As manifestações de 1º de Maio, data da celebração internacional do Dia do Trabalho, foram prejudicadas pelo coronavírus. A decretação da quarentena inviabilizou concentrações de protesto em Paris, Londres, Roma, Madri, São Paulo. Em anos passados, milhares de trabalhadores foram às ruas com o propósito de reclamar contra baixos salários, miséria e desemprego.
Ao desembarcar no Aeroporto do Galeão em janeiro, o coronavírus deparou-se com mais de 13 milhões de desempregados. A progressiva desindustrialização, agravada pela informatização e robotização, a insignificante participação no mercado internacional resultaram na maior onda de desemprego das últimas décadas.
Cessada a pandemia, a economia voltará à situação anterior, ou seja, sem perspectivas concretas de rápido crescimento. Os esforços do ministro Paulo Guedes não encontram eco no mercado, contaminado pela desconfiança gerada pelo governo. Com muito esforço, será realocada no mercado de trabalho parte dos desempregados e subocupados.
As previsões mundiais da Organização Internacional do Trabalho (OIT) são sombrias. Na avaliação do diretor-geral, Gui Rider, “as medidas para revitalizar a economia devem se basear em uma forte abordagem na criação de empregos e devem ser apoiadas por políticas e instituições de emprego mais fortes, sistemas de proteção social mais abrangentes e com melhores recursos”.

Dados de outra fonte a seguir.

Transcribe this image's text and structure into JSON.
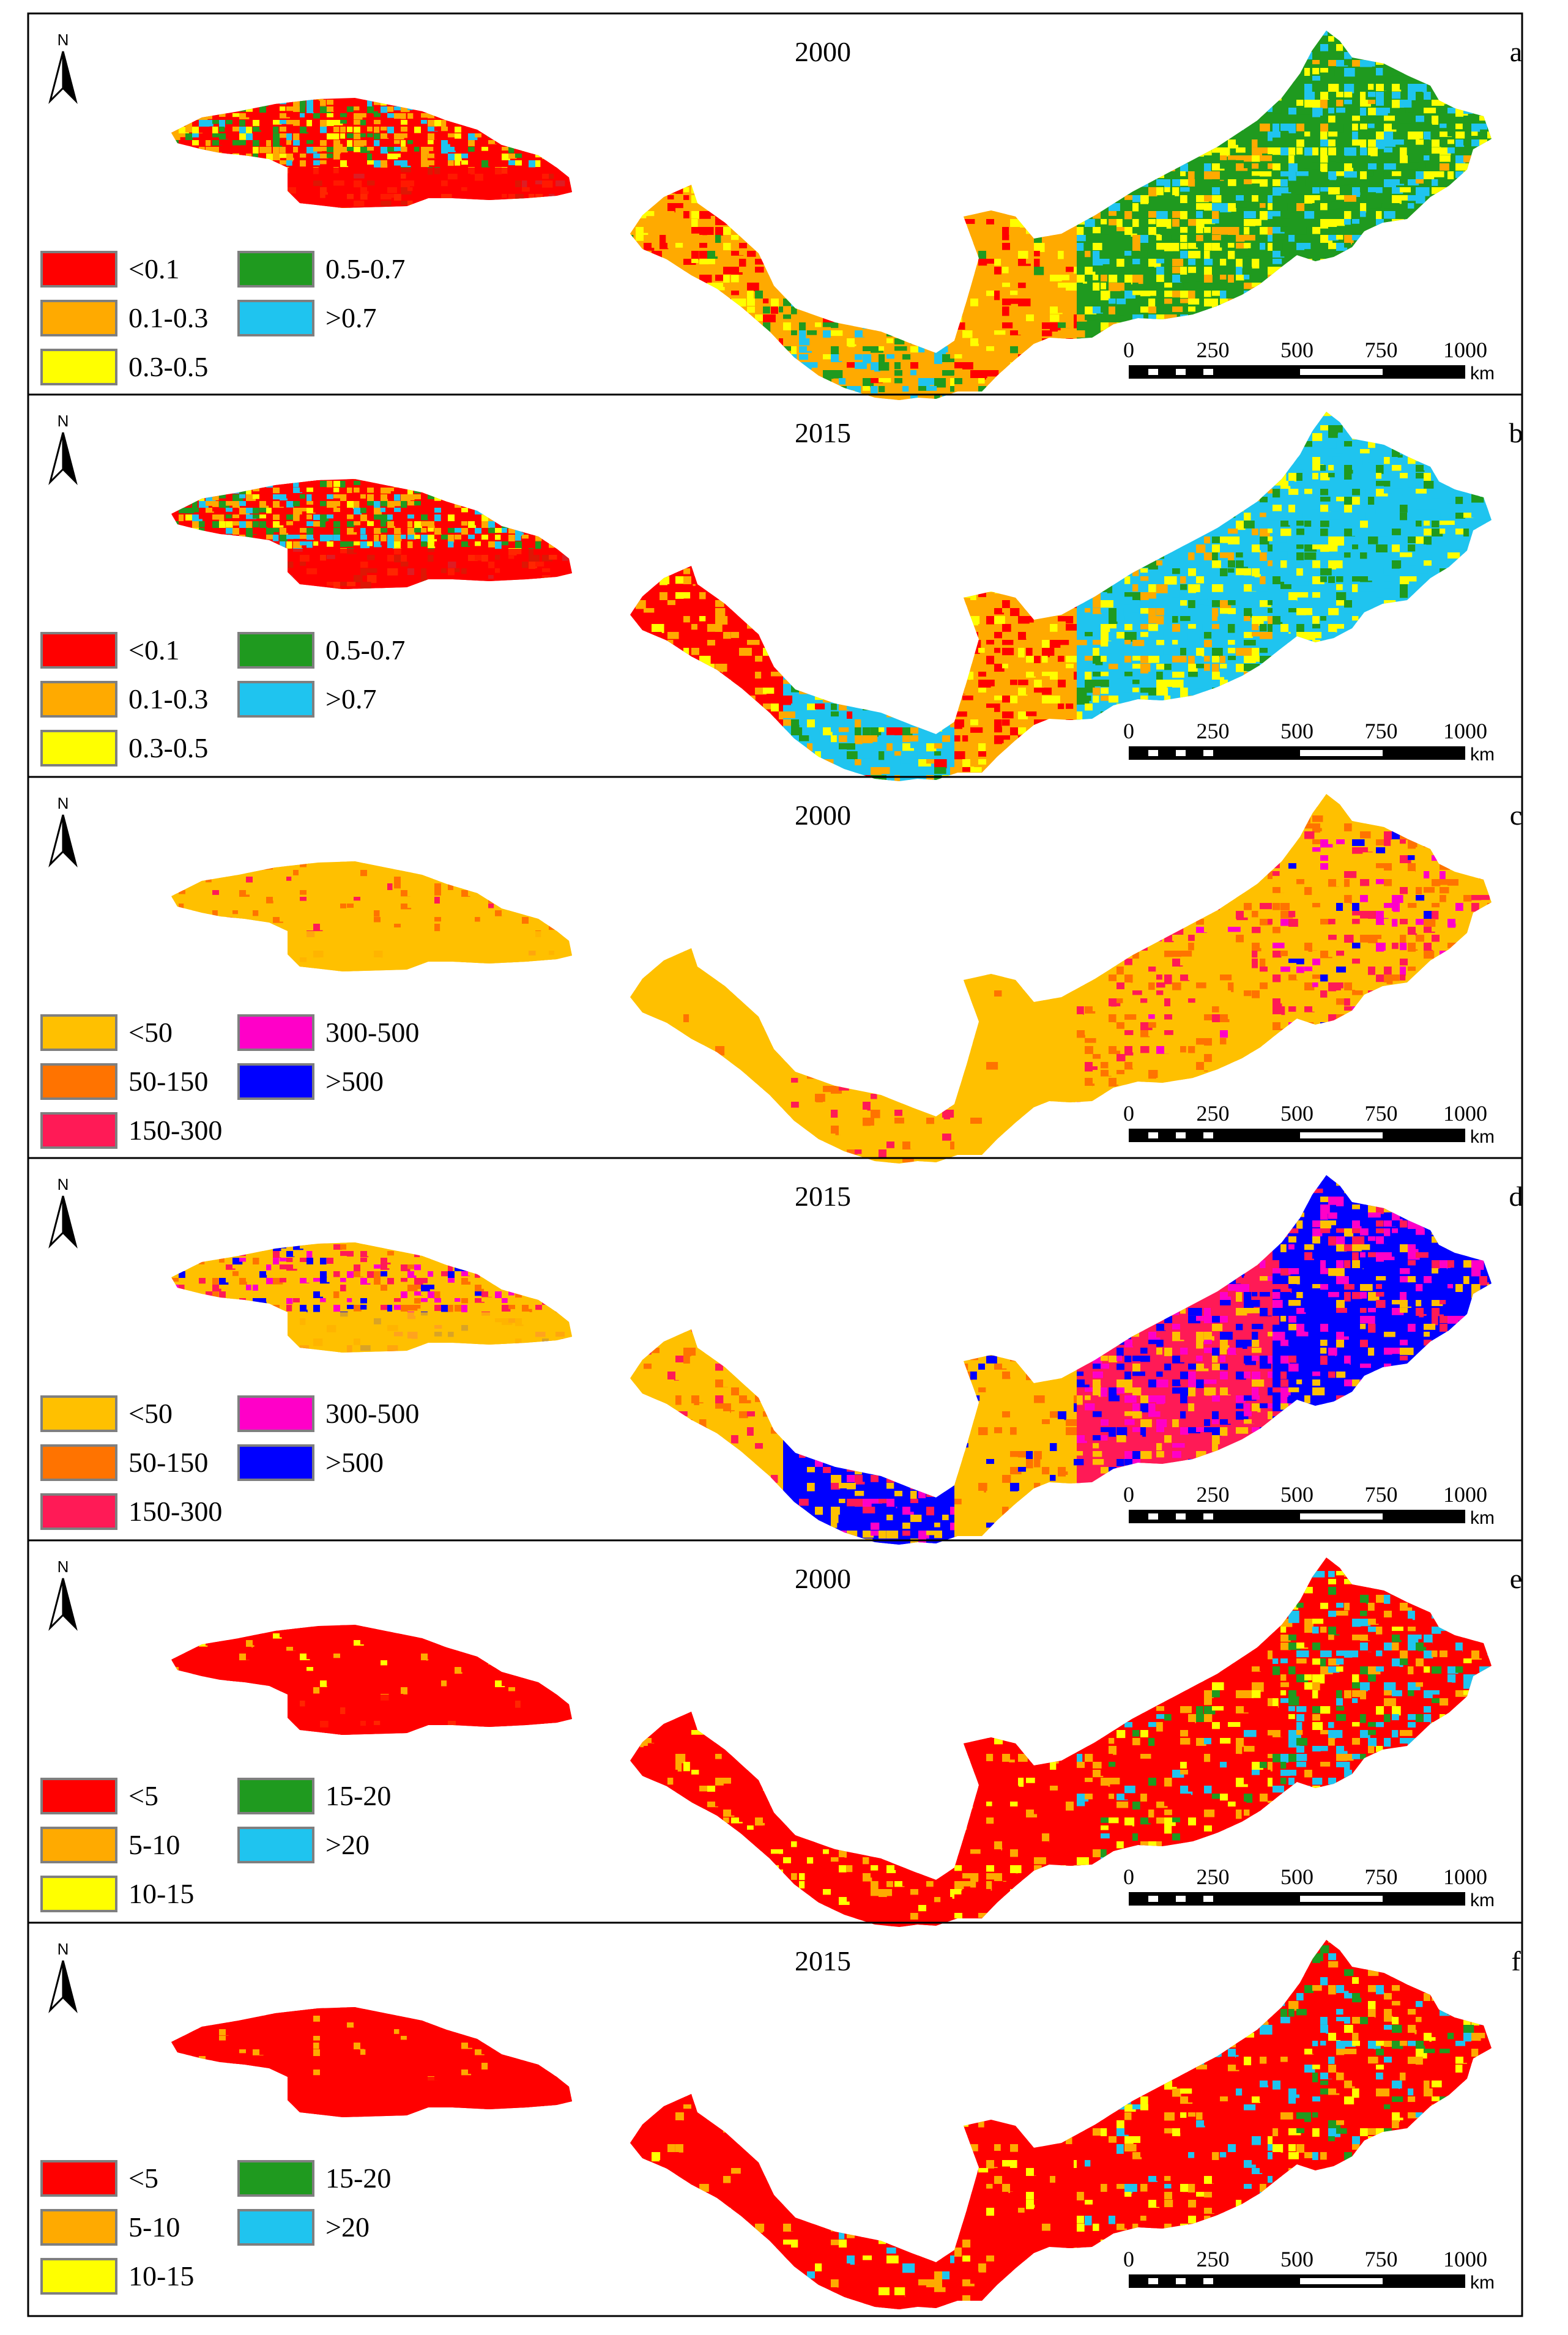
{
  "north_label": "N",
  "scale_bar": {
    "ticks": [
      "0",
      "250",
      "500",
      "750",
      "1000"
    ],
    "unit": "km"
  },
  "legends": {
    "coverage": {
      "items": [
        {
          "label": "<0.1",
          "color": "#ff0000"
        },
        {
          "label": "0.1-0.3",
          "color": "#ffaa00"
        },
        {
          "label": "0.3-0.5",
          "color": "#ffff00"
        },
        {
          "label": "0.5-0.7",
          "color": "#1f9a1f"
        },
        {
          "label": ">0.7",
          "color": "#1fc4ef"
        }
      ]
    },
    "density": {
      "items": [
        {
          "label": "<50",
          "color": "#ffc000"
        },
        {
          "label": "50-150",
          "color": "#ff7300"
        },
        {
          "label": "150-300",
          "color": "#ff1a56"
        },
        {
          "label": "300-500",
          "color": "#ff00c8"
        },
        {
          "label": ">500",
          "color": "#0000ff"
        }
      ]
    },
    "value": {
      "items": [
        {
          "label": "<5",
          "color": "#ff0000"
        },
        {
          "label": "5-10",
          "color": "#ffaa00"
        },
        {
          "label": "10-15",
          "color": "#ffff00"
        },
        {
          "label": "15-20",
          "color": "#1f9a1f"
        },
        {
          "label": ">20",
          "color": "#1fc4ef"
        }
      ]
    }
  },
  "panels": [
    {
      "letter": "a",
      "year": "2000",
      "legend": "coverage",
      "west_mix": {
        "#ff0000": 0.4,
        "#ffaa00": 0.25,
        "#ffff00": 0.15,
        "#1f9a1f": 0.12,
        "#1fc4ef": 0.08
      },
      "east_mix": [
        {
          "#ff0000": 0.3,
          "#ffaa00": 0.45,
          "#ffff00": 0.2,
          "#1f9a1f": 0.05
        },
        {
          "#ffaa00": 0.3,
          "#1f9a1f": 0.25,
          "#1fc4ef": 0.3,
          "#ffff00": 0.1,
          "#ff0000": 0.05
        },
        {
          "#ffaa00": 0.6,
          "#ff0000": 0.15,
          "#ffff00": 0.2,
          "#1f9a1f": 0.05
        },
        {
          "#1f9a1f": 0.35,
          "#ffff00": 0.3,
          "#1fc4ef": 0.15,
          "#ffaa00": 0.2
        },
        {
          "#1f9a1f": 0.4,
          "#1fc4ef": 0.3,
          "#ffff00": 0.25,
          "#ffaa00": 0.05
        }
      ]
    },
    {
      "letter": "b",
      "year": "2015",
      "legend": "coverage",
      "west_mix": {
        "#ff0000": 0.4,
        "#ffaa00": 0.2,
        "#1fc4ef": 0.15,
        "#1f9a1f": 0.15,
        "#ffff00": 0.1
      },
      "east_mix": [
        {
          "#ff0000": 0.6,
          "#ffaa00": 0.3,
          "#ffff00": 0.1
        },
        {
          "#1fc4ef": 0.4,
          "#1f9a1f": 0.2,
          "#ffaa00": 0.2,
          "#ff0000": 0.1,
          "#ffff00": 0.1
        },
        {
          "#ff0000": 0.35,
          "#ffaa00": 0.5,
          "#ffff00": 0.15
        },
        {
          "#1fc4ef": 0.35,
          "#ffff00": 0.25,
          "#1f9a1f": 0.2,
          "#ffaa00": 0.2
        },
        {
          "#1fc4ef": 0.6,
          "#1f9a1f": 0.2,
          "#ffff00": 0.2
        }
      ]
    },
    {
      "letter": "c",
      "year": "2000",
      "legend": "density",
      "west_mix": {
        "#ffc000": 0.9,
        "#ff7300": 0.07,
        "#ff1a56": 0.03
      },
      "east_mix": [
        {
          "#ffc000": 0.97,
          "#ff7300": 0.03
        },
        {
          "#ffc000": 0.8,
          "#ff7300": 0.1,
          "#ff1a56": 0.1
        },
        {
          "#ffc000": 0.95,
          "#ff7300": 0.05
        },
        {
          "#ffc000": 0.75,
          "#ff7300": 0.12,
          "#ff1a56": 0.1,
          "#ff00c8": 0.03
        },
        {
          "#ffc000": 0.55,
          "#ff7300": 0.15,
          "#ff1a56": 0.15,
          "#ff00c8": 0.1,
          "#0000ff": 0.05
        }
      ]
    },
    {
      "letter": "d",
      "year": "2015",
      "legend": "density",
      "west_mix": {
        "#ffc000": 0.65,
        "#ff7300": 0.1,
        "#ff1a56": 0.1,
        "#ff00c8": 0.08,
        "#0000ff": 0.07
      },
      "east_mix": [
        {
          "#ffc000": 0.85,
          "#ff7300": 0.1,
          "#ff1a56": 0.05
        },
        {
          "#0000ff": 0.4,
          "#ffc000": 0.25,
          "#ff1a56": 0.2,
          "#ff00c8": 0.15
        },
        {
          "#ffc000": 0.85,
          "#ff7300": 0.1,
          "#0000ff": 0.05
        },
        {
          "#ff1a56": 0.35,
          "#ff00c8": 0.25,
          "#ffc000": 0.2,
          "#0000ff": 0.2
        },
        {
          "#0000ff": 0.45,
          "#ff00c8": 0.2,
          "#ffc000": 0.2,
          "#ff1a56": 0.15
        }
      ]
    },
    {
      "letter": "e",
      "year": "2000",
      "legend": "value",
      "west_mix": {
        "#ff0000": 0.95,
        "#ffaa00": 0.03,
        "#ffff00": 0.02
      },
      "east_mix": [
        {
          "#ff0000": 0.85,
          "#ffaa00": 0.1,
          "#ffff00": 0.05
        },
        {
          "#ff0000": 0.8,
          "#ffaa00": 0.12,
          "#ffff00": 0.08
        },
        {
          "#ff0000": 0.85,
          "#ffaa00": 0.1,
          "#ffff00": 0.05
        },
        {
          "#ff0000": 0.65,
          "#ffaa00": 0.15,
          "#ffff00": 0.1,
          "#1f9a1f": 0.05,
          "#1fc4ef": 0.05
        },
        {
          "#ff0000": 0.45,
          "#ffaa00": 0.15,
          "#ffff00": 0.1,
          "#1f9a1f": 0.1,
          "#1fc4ef": 0.2
        }
      ]
    },
    {
      "letter": "f",
      "year": "2015",
      "legend": "value",
      "west_mix": {
        "#ff0000": 0.97,
        "#ffaa00": 0.03
      },
      "east_mix": [
        {
          "#ff0000": 0.9,
          "#ffaa00": 0.07,
          "#ffff00": 0.03
        },
        {
          "#ff0000": 0.8,
          "#ffaa00": 0.1,
          "#ffff00": 0.05,
          "#1fc4ef": 0.05
        },
        {
          "#ff0000": 0.9,
          "#ffaa00": 0.07,
          "#ffff00": 0.03
        },
        {
          "#ff0000": 0.7,
          "#ffaa00": 0.12,
          "#ffff00": 0.08,
          "#1fc4ef": 0.1
        },
        {
          "#ff0000": 0.6,
          "#ffaa00": 0.12,
          "#ffff00": 0.08,
          "#1f9a1f": 0.08,
          "#1fc4ef": 0.12
        }
      ]
    }
  ]
}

O mesmo documento admite que “em todo o mundo, mais de 436 milhões de empresas enfrentam o sério risco de interrupção das atividades. Essas pertencem aos setores mais afetados da economia, incluindo 232 milhões de empresas nos comércios atacadista e varejista, 111 milhões no setor manufatureiro, 51 milhões no setor de hospedagem e serviços de alimentação e 42 milhões no setor imobiliário e outras atividades comerciais”.
O Brasil integra o pacote com a agravante de pertencer ao rol dos subdesenvolvidos. A debacle da economia mundial torna impraticável contar com amparo financeiro externo. A economia chinesa está paralisada. A Europa empobreceu. Do velho aliado, Estados Unidos, é impossível esperar por ajuda. O presidente Trump enfrenta problemas internos, planeja a reeleição e não olhará, até por não ser do seu feitio, para a América Latina.
Quem aventou a ideia de segundo Plano Marshall não sabia do que falava. As circunstâncias são outras. Em nada se assemelham ao ocorrido no término da Segunda Grande Guerra, quando a União Soviética ameaçava as democracias ocidentais com o avanço do comunismo.
A reconstrução exigirá recursos próprios. Como ponto de partida, devemos admitir que temos defeitos. Somos o país dos bacharéis. Herdamos dos portugueses o amor ao lirismo e às letras jurídicas. Criamos a palavra juridiquês. Temos o maior número de faculdades de direito do mundo. Registrou o ministro Luiz Roberto Barroso que o Brasil está judicializado. Controlada a pandemia, devemos optar entre o cultivo do conflito ou retomar o trabalho com afinco, perseverança e vigor. O amor ao litígio judicial deverá ceder lugar à busca paciente do entendimento.
Qual o papel reservado ao presidente Jair Bolsonaro no esforço nacional de reconstrução? O regime é presidencialista, mas democrático. Atitudes autoritárias, como as que têm revelado, dificultarão os entendimentos entre governo e sociedade. Compete a S. Exa. e ao ministro da Economia, Paulo Guedes, na ausência do Ministério do Trabalho, desenvolver esforços no sentido da composição dos interesses entre empregadores e empregados. A classe trabalhadora está carente de sindicatos e de lideranças credenciadas. Salvo as raras e habituais exceções, são milhares de sindicatos profissionais e patronais sem condutores representativos e legitimados.
Do presidente Jair Bolsonaro pode-se dizer aquilo que Lord Beaverbrook (1879-1964), com alguma pitada de humor, registrou sobre Winston Churchill (1874-1965): “Tem o hábito de quebrar os degraus de qualquer escada em que ponha os pés”. Ou aquilo que Churchill falou de Josef Stalin (1879-1953): “Uma charada envolvida em mistério, dentro de um enigma”.
O Brasil não dispõe de mais uma década para perder. Crescer ou desaparecer, esse é o dilema. Ou evoluímos, ou nos perdemos em meio a países supostamente ricos, mas desesperadamente pobres, como os temos na América Latina e na África.
O governo do presidente Jair Bolsonaro está próximo da segunda metade. Cabe-lhe a responsabilidade de decidir o que pretende. Afinal, sem desejar lhe fazer injustiça, até agora não nos disse a que veio.